I have attempted this question, please feel feel to comment.

A horizontal force of 80 N acts on a mass of 6 kg resting on a horizontal surface. The mass is initially at rest and covers a distance of 5m in 0.92 s under the action of the force. Assuming that there is no energy lost to air resistance and therefore that the acceleration is constant.
1. calculate the total energy expended in the acceleration
2. calculate the coefficient of friction between the mass and the surface.

Ans attempt.

1. acceleration s = (1/2) at^2
s = (1/2) a(0.92)^2
5 = 0.4232a
a = 5/0.4232
a = 11.815 m/s

Final Velosity v = a * t.
v = 11.815 * 0.92 = 10.87ms^2
Initial Velosity u = 11.815 * 0 = 0

Kinetic Energy Ke = 1/2 (mv^2)
= (1/2) 6 * 10.87^2
= 354.46 Joules

2. Force = m * a the fifferance between 80 N and the friction.
6 * 11.815 = 70.89 N

P = 80 - 70.79 = 9.11 N

P = (mu)Rn
mu = P/Rn
9.11/58.86
mu = 0.154

Any advice would be welcome. Jimmy

2. Jan 15, 2013

### G01

Isn't there also an energy lost due to friction that adds to the total?
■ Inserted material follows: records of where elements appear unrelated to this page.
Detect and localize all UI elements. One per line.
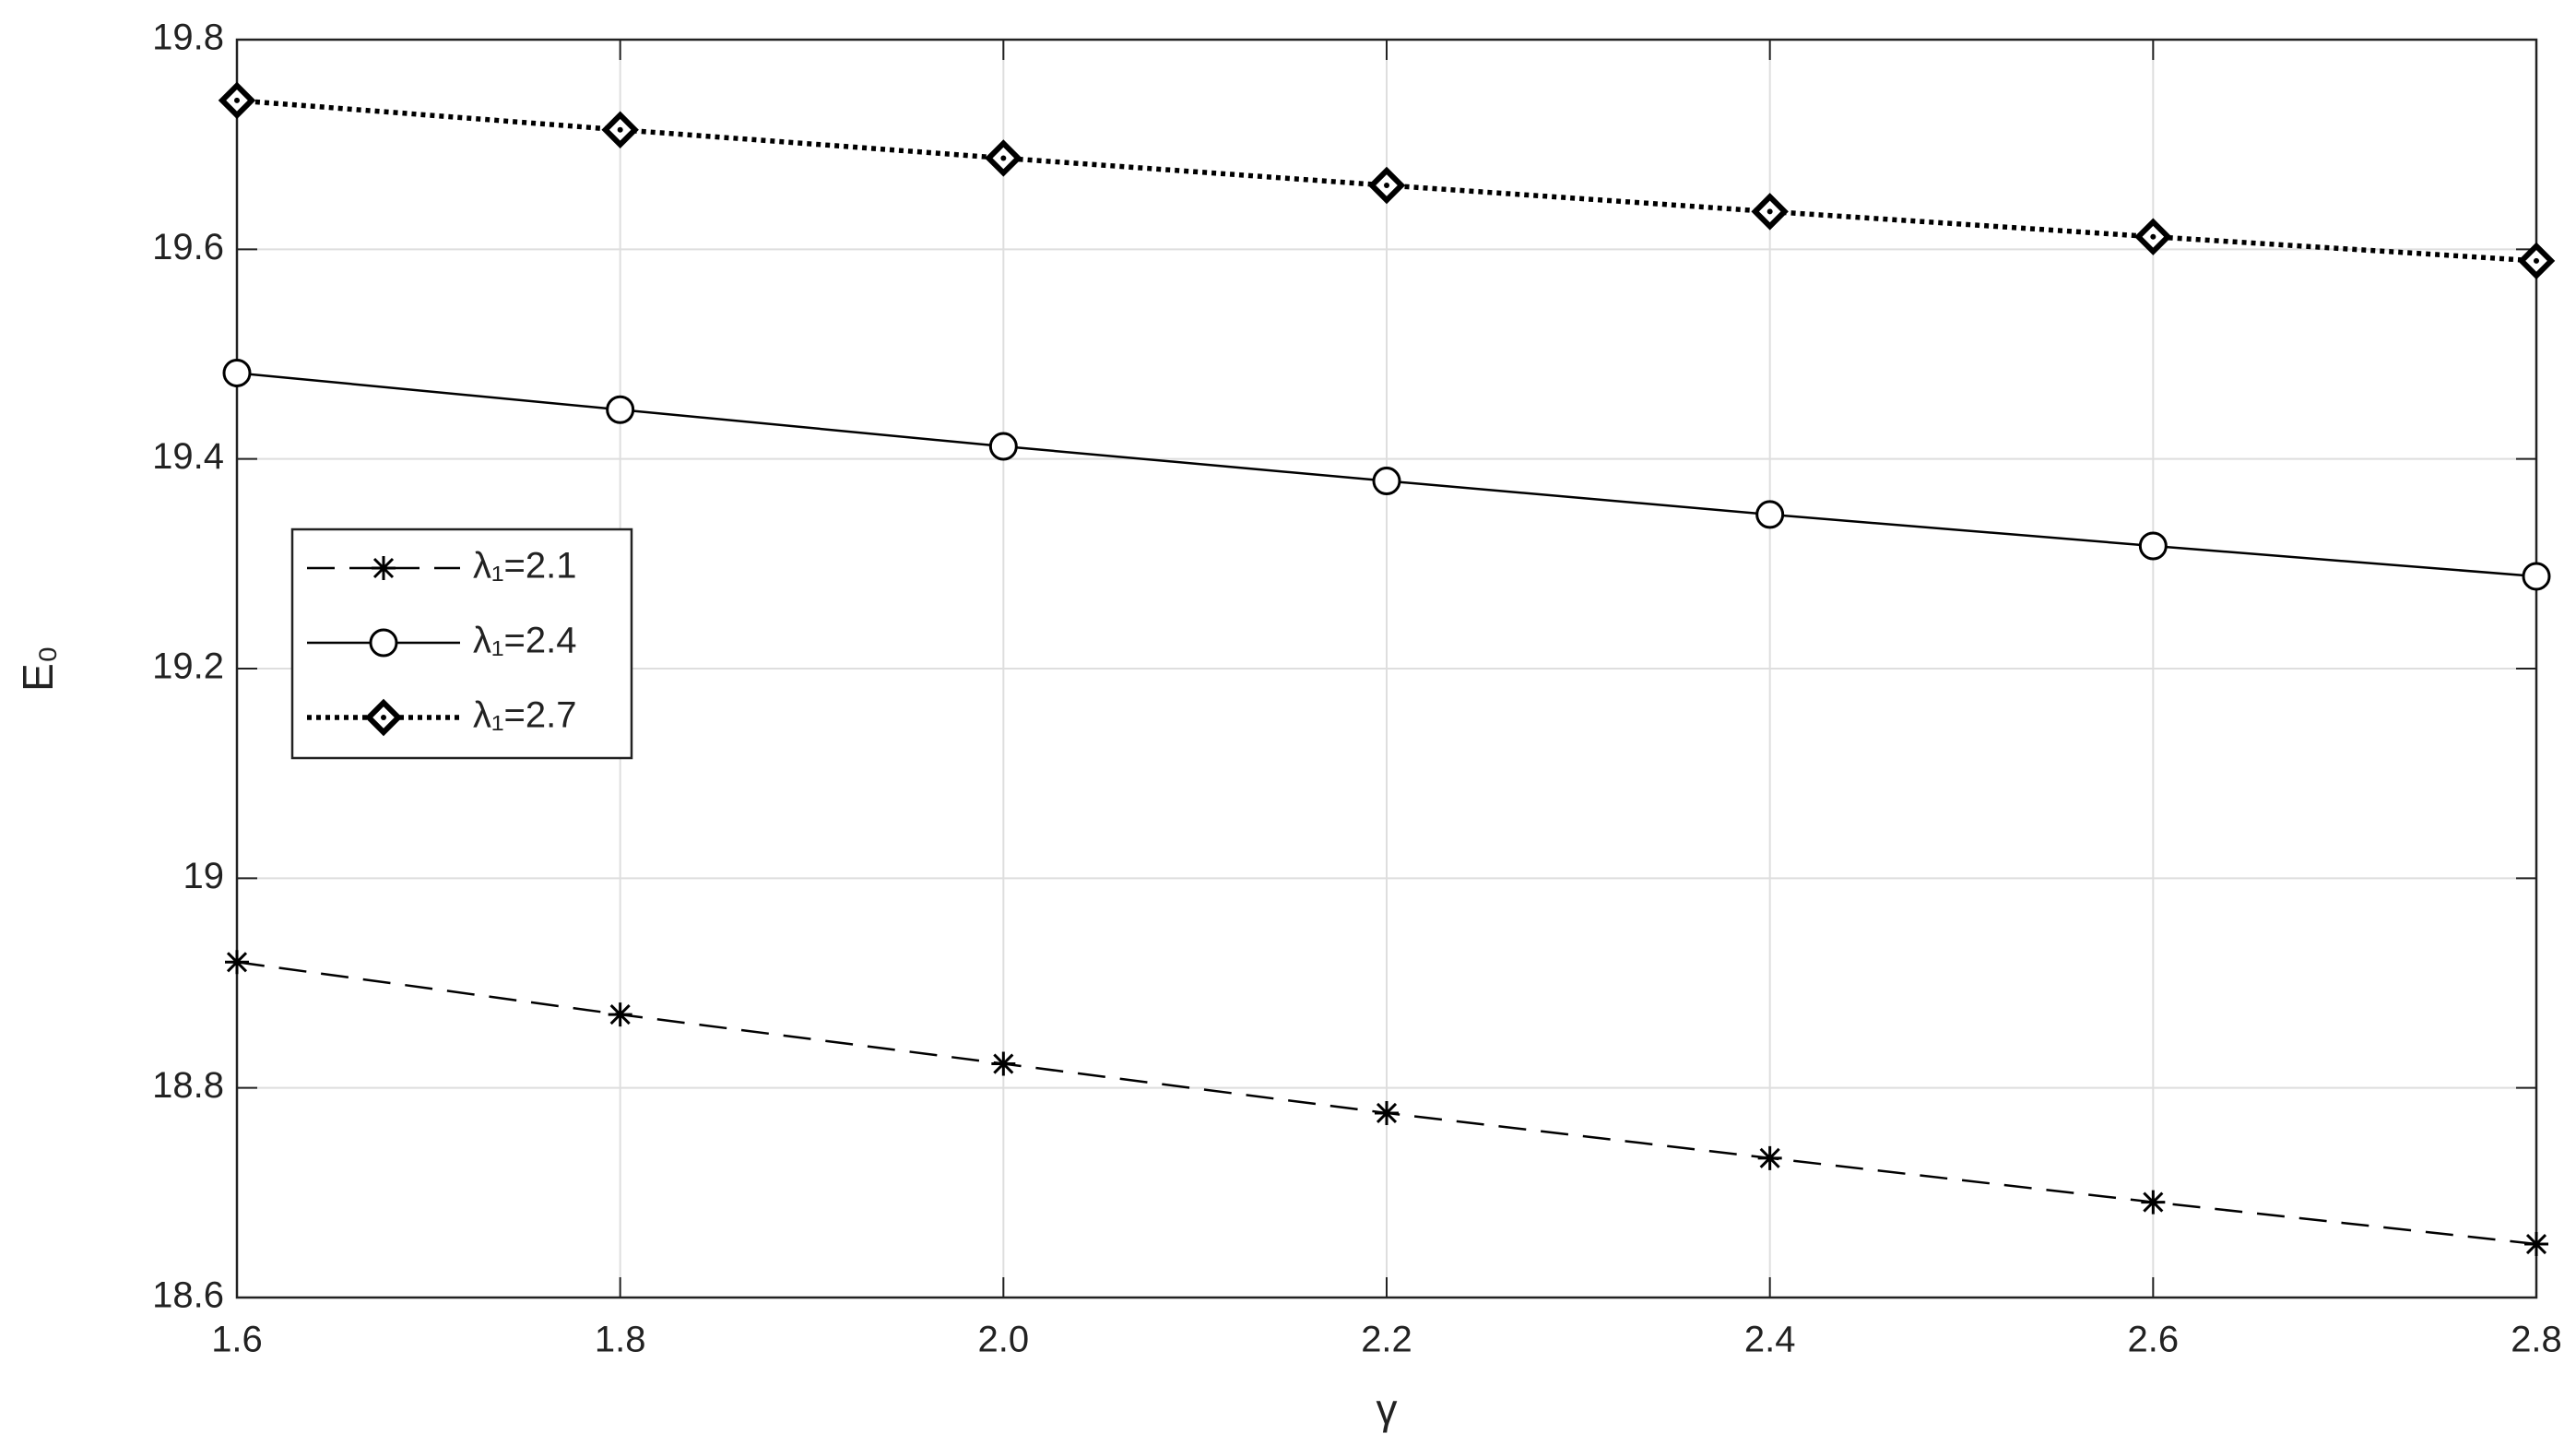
- marker: [2138, 531, 2168, 561]
- marker-shape: [1372, 467, 1401, 496]
- y-tick-label: 19.2: [152, 646, 224, 687]
- x-tick-label: 2.8: [2511, 1320, 2562, 1360]
- marker-shape: [2524, 1232, 2548, 1257]
- marker: [1372, 467, 1401, 496]
- x-tick-label: 1.8: [595, 1320, 646, 1360]
- marker-shape: [2522, 562, 2551, 591]
- marker-shape: [1375, 1100, 1399, 1125]
- x-tick-label: 2.6: [2128, 1320, 2180, 1360]
- marker-shape: [1757, 1145, 1782, 1170]
- marker: [1757, 1145, 1782, 1170]
- y-tick-label: 19.6: [152, 227, 224, 267]
- marker-shape: [381, 715, 386, 720]
- marker-shape: [2141, 1190, 2166, 1215]
- marker: [218, 81, 256, 120]
- y-tick-label: 18.6: [152, 1275, 224, 1316]
- y-tick-label: 19: [183, 856, 225, 896]
- legend-label: λ₁=2.7: [473, 695, 576, 736]
- marker: [608, 1002, 632, 1027]
- marker-shape: [2534, 257, 2539, 264]
- marker-shape: [234, 97, 240, 103]
- y-axis-label: E₀: [14, 646, 62, 692]
- marker-shape: [1755, 500, 1785, 529]
- marker-shape: [2138, 531, 2168, 561]
- y-tick-label: 19.4: [152, 436, 224, 477]
- y-tick-label: 18.8: [152, 1065, 224, 1106]
- plot-frame: [235, 38, 2538, 1299]
- marker: [606, 395, 635, 424]
- x-tick-label: 1.6: [211, 1320, 263, 1360]
- marker: [2522, 562, 2551, 591]
- x-axis-label: γ: [1377, 1385, 1398, 1433]
- x-tick-label: 2.0: [978, 1320, 1030, 1360]
- marker: [1755, 500, 1785, 529]
- marker-shape: [372, 556, 396, 580]
- marker: [2141, 1190, 2166, 1215]
- marker-shape: [1767, 208, 1773, 215]
- legend-label: λ₁=2.1: [473, 546, 576, 587]
- marker-shape: [225, 950, 249, 975]
- x-tick-label: 2.2: [1361, 1320, 1412, 1360]
- marker-shape: [617, 126, 623, 133]
- legend-label: λ₁=2.4: [473, 621, 576, 661]
- y-tick-label: 19.8: [152, 18, 224, 58]
- marker-shape: [1000, 155, 1007, 161]
- marker-shape: [2150, 233, 2157, 240]
- marker: [1367, 166, 1406, 205]
- marker: [2134, 218, 2172, 255]
- marker: [225, 950, 249, 975]
- x-tick-label: 2.4: [1744, 1320, 1796, 1360]
- marker: [369, 628, 398, 658]
- marker: [364, 698, 403, 737]
- marker-shape: [369, 628, 398, 658]
- marker: [988, 432, 1018, 461]
- marker-shape: [991, 1051, 1016, 1076]
- marker: [1751, 193, 1789, 231]
- marker: [985, 139, 1022, 177]
- marker: [1375, 1100, 1399, 1125]
- marker-shape: [606, 395, 635, 424]
- marker-shape: [222, 358, 252, 387]
- marker: [601, 111, 639, 148]
- marker: [222, 358, 252, 387]
- marker: [372, 556, 396, 580]
- marker-shape: [988, 432, 1018, 461]
- marker: [2517, 242, 2556, 280]
- marker: [991, 1051, 1016, 1076]
- marker-shape: [608, 1002, 632, 1027]
- marker-shape: [1384, 182, 1389, 188]
- marker: [2524, 1232, 2548, 1257]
Hint: How much total work was done by the 80N force on the block? How does that differ from the energy gained by the block? (You computed this above.) Can you relate this discrepancy to the coefficient of friction?

3. Jan 16, 2013

### CWatters

G01. ... I think the question is slightly missleading. The total energy expended is just force * distance but the question asks..

Is that asking for the total energy required to accelerate the object OR just that fraction required to accelerate it and ignoring the fraction required to overcome friction?

I'd give both answers and let the examiner sort it out :-)

4. Jan 16, 2013

### G01

I pretty sure it's asking for the total energy expended. Overcoming friction is an important part of the acceleration process. :)

5. Jan 16, 2013

### hms.tech

I think you are right, for a body to accelerate it would have to expend energy to overcome friction.

The answer "354.47 J " would have been correct if the question explicitly asked about the amount used to increase the Kinetic Energy .

6. Jan 16, 2013

### CWatters

I was concerned that makes the question rather easy. Just 80N x 5m = 400 Joules.

7. Jan 16, 2013

### G01

Yes, part 1 is easy if the question is interpreted this way. But all the work you did above is still important for part 2.